# SCC finder core algorithm

When comparing types recursively, we explore a graph whose nodes are pairs of
types. Nodes can be visited more than once, and there can even be cycles.

The standard tool for exploring directed graphs is Depth First Search. Dealing
with cycles in such a graph requires the determination of its Strongly-Connected
Components.

DFS code for graph traversal is trivial. SCC determination is not and we would
like it to be provided by a reliable and efficient library component.

## Core algorithm

There are three commonly-studied asymptotically-optimal approaches to
determining the Strongly-Connected Components of a directed graph. Each of these
admits various optimisations and specialisations for different purposes.
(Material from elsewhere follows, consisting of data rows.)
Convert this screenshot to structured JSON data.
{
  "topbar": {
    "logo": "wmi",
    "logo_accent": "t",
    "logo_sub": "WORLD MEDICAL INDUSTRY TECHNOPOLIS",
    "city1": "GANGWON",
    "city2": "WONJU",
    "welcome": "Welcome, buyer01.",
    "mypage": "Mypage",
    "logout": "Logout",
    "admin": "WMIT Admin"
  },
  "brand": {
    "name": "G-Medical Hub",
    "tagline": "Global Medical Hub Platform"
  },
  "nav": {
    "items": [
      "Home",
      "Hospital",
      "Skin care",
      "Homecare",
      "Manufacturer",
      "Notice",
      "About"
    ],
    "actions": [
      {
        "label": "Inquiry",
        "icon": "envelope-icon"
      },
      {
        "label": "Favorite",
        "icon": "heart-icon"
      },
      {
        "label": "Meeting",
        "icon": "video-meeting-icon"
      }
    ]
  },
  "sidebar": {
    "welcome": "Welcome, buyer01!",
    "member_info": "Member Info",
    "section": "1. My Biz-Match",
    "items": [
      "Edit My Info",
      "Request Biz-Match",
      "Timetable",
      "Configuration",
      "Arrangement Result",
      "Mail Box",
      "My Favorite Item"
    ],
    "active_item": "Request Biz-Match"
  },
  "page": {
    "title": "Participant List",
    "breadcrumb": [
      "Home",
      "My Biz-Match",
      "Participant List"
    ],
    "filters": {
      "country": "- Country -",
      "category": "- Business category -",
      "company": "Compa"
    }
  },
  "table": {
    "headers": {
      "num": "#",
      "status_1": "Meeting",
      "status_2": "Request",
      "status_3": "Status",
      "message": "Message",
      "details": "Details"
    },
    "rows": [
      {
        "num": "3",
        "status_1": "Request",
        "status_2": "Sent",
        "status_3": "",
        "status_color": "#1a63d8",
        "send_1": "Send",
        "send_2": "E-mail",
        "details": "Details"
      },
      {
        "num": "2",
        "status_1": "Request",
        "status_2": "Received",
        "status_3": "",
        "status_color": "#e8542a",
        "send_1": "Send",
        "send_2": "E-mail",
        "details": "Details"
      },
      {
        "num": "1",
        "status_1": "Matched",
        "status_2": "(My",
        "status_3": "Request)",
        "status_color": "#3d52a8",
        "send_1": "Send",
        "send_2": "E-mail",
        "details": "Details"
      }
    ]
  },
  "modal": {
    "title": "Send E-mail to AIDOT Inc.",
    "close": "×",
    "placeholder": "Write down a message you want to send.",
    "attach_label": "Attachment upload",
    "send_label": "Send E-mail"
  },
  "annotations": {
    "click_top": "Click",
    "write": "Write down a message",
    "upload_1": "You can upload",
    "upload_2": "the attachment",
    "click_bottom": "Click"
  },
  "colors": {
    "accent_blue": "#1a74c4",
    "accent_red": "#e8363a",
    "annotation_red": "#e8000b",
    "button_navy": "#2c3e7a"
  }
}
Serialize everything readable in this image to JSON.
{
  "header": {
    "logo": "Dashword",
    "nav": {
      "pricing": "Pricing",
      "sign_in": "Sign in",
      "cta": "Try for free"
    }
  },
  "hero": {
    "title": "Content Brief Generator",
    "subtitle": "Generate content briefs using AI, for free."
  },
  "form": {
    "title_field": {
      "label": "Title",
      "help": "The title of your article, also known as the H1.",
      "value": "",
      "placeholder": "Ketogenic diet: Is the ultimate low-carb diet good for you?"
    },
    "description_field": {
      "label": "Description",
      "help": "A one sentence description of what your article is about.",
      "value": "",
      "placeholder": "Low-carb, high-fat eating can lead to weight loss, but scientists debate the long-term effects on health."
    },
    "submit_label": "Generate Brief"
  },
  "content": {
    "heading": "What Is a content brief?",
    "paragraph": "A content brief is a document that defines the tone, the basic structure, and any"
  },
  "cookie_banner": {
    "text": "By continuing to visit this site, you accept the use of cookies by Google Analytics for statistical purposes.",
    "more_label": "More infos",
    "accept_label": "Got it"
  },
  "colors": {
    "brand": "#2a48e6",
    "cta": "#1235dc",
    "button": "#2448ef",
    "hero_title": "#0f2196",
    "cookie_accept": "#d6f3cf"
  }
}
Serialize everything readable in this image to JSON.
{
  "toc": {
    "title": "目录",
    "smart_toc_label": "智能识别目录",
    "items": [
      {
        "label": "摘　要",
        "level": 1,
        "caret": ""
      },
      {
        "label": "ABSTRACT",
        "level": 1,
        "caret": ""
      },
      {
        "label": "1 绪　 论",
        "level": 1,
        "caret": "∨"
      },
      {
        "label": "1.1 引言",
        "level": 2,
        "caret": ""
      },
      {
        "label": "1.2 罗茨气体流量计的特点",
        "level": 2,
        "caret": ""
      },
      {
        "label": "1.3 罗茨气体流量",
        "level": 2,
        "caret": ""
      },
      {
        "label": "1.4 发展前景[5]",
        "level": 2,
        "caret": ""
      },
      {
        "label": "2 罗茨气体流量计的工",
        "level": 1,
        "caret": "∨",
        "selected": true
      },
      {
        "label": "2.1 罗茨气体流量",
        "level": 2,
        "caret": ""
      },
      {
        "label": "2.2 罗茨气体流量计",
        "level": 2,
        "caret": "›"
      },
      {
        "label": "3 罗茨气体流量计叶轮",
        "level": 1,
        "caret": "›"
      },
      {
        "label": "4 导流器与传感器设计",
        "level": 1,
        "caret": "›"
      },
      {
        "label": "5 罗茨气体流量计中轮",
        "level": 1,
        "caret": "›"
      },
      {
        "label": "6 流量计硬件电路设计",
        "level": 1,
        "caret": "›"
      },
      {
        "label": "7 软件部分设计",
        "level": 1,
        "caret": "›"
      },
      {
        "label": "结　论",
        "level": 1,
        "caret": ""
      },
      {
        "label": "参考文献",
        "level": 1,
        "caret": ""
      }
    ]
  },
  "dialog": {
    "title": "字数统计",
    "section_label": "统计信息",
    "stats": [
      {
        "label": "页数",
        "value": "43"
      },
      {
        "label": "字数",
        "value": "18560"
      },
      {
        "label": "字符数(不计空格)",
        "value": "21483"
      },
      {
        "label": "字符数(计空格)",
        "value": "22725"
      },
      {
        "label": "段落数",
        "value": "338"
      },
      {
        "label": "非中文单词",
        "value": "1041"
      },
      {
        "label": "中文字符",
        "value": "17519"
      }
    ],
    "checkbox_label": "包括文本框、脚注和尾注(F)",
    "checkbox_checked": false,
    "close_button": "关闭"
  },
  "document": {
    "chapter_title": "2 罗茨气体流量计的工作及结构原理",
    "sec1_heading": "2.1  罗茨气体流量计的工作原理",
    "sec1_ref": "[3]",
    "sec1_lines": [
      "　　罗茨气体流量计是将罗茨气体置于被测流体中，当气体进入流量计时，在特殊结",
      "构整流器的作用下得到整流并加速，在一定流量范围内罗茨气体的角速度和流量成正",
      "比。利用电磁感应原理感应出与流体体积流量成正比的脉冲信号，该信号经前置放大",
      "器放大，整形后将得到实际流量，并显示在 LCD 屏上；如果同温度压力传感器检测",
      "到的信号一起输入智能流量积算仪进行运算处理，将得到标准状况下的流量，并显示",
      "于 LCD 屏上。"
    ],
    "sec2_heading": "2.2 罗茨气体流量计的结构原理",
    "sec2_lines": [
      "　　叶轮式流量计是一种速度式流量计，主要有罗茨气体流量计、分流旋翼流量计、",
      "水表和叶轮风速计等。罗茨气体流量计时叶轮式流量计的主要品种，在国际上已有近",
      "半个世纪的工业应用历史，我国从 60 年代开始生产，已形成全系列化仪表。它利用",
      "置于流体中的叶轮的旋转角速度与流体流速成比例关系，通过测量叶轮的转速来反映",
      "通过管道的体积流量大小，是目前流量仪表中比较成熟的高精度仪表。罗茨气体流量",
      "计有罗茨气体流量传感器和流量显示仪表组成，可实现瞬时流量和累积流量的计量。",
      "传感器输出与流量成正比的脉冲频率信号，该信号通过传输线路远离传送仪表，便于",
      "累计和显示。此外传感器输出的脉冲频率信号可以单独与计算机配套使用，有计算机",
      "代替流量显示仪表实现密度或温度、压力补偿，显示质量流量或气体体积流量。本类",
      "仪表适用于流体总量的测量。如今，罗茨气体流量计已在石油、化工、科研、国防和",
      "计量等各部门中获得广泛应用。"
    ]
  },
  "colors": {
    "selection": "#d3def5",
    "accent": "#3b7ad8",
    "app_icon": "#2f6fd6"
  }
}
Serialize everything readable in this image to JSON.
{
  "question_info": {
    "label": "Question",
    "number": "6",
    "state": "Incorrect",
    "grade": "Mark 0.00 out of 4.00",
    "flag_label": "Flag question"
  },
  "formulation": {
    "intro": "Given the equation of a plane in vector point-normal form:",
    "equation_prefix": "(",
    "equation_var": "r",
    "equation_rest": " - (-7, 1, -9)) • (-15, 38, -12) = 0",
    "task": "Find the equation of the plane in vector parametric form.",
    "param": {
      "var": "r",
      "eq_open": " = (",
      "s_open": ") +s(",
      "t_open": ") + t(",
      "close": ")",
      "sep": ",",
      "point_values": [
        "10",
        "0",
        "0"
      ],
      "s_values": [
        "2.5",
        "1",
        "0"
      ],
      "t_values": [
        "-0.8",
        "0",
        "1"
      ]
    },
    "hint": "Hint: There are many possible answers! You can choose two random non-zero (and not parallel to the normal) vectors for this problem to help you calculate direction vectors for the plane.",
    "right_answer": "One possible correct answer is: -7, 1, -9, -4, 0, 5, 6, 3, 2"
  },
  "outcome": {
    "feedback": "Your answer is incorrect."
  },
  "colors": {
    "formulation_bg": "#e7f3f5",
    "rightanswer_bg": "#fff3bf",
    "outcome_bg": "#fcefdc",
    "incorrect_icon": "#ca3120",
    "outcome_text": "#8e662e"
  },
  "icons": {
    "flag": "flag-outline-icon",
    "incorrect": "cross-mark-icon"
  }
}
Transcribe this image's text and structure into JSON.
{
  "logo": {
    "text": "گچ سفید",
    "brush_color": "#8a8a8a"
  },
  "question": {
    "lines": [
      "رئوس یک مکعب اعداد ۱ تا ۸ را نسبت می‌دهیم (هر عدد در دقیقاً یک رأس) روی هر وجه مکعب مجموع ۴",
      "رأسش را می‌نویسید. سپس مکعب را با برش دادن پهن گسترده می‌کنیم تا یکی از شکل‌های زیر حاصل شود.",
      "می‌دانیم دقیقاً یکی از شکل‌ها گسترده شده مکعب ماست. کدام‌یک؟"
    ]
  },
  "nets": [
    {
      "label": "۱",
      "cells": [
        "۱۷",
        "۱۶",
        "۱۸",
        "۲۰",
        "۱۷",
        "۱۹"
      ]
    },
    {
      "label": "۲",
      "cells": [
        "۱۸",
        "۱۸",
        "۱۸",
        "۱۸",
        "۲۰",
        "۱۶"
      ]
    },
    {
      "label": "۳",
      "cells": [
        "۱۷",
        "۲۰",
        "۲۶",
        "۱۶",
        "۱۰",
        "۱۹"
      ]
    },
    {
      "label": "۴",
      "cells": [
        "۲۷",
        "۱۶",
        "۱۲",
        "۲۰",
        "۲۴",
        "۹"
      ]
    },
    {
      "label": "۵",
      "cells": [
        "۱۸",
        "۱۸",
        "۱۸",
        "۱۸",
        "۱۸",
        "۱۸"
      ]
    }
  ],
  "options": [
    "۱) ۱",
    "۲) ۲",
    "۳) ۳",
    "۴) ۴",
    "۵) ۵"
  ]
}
*   [Kosaraju's algorithm](https://en.wikipedia.org/wiki/Kosaraju%27s_algorithm)
*   [Tarjan's algorithm](https://en.wikipedia.org/wiki/Tarjan%27s_strongly_connected_components_algorithm)
*   [The path-based algorithm](https://en.wikipedia.org/wiki/Path-based_strong_component_algorithm)

Kosaraju's algorithm is unsuited to DFS-generated graphs (such as type
comparison graphs) as it requires both forwards and reverse edges to be known
ahead of time.

Tarjan's algorithm can be massaged into the form where it can be separated into
a plain DFS traversal and SCC-specific pieces but the resulting code is a bit
messy and responsibility for SCC state management is rather scattered.

The path-based algorithm is the best fit and can be put in a form where the DFS
traversal and SCC state management are cleanly separated. The concept of "open"
nodes carries directly over to the implementation used here and SCC state
management occurs in two well-defined places.

*   node visit starts; repeat visits to open nodes are detected
*   node visit end; completed SCCs are detected

The remainder of this document discusses the finer details of what the finder
API should look like.

## Choice of primitives

The choice of primitives should be determined by the interface priorities:

*   simple - hard to misuse
*   efficient - does not preclude optimal implementation
*   powerful - no need to code around deficiencies

Roughly speaking, the SCC finder "opens" and "closes" nodes and the user code
will try to open and close nodes at the beginning and end of each node visit.

### Close

The logic to follow when the SCC finder reports a complete SCC (nodes closed) is
simple: the user code must ensure it considers each node as definitively visited
from this point and avoid asking the finder to consider it again. This condition
means the SCC does not have to independently track "ever visited" status that
may be duplicated elsewhere.

### Open

When reaching a node via DFS, the user of the SCC finder has to perform a 3-way
classification:

1.  never visited before - the node should immediately transition to open and
    known to the SCC finder
2.  open - the link just followed would create a cycle and the SCC finder
    algorithm needs to do some state maintenance; the user code must not
    recursively process the node
3.  closed - the link just followed reaches a node already fully processed and
    assigned to a SCC; the user code must not recursively process the node

There are at least 3 different ways of structuring program logic to distinguish
these paths.

#### Populate user visited state on open

Node lifecycle:

1.  unvisited + not open
2.  visited + open
3.  visited + not open

If a node has never been visited, it can be unconditionally opened. If it has
been visited, we must still check if it's open. This is a bit odd in the context
of the SCC algorithm as `really_open` and `is_open` become separate operations
(-simplicity). It's possible that a user could know, for other reasons, whether
a visited node is open or not and then omitting to call `is_open` could upset
the SCC finder (which needs to update its internal state in the already-open
case). This risk could be eliminated by duplicating the state update logic in
both methods (-efficiency).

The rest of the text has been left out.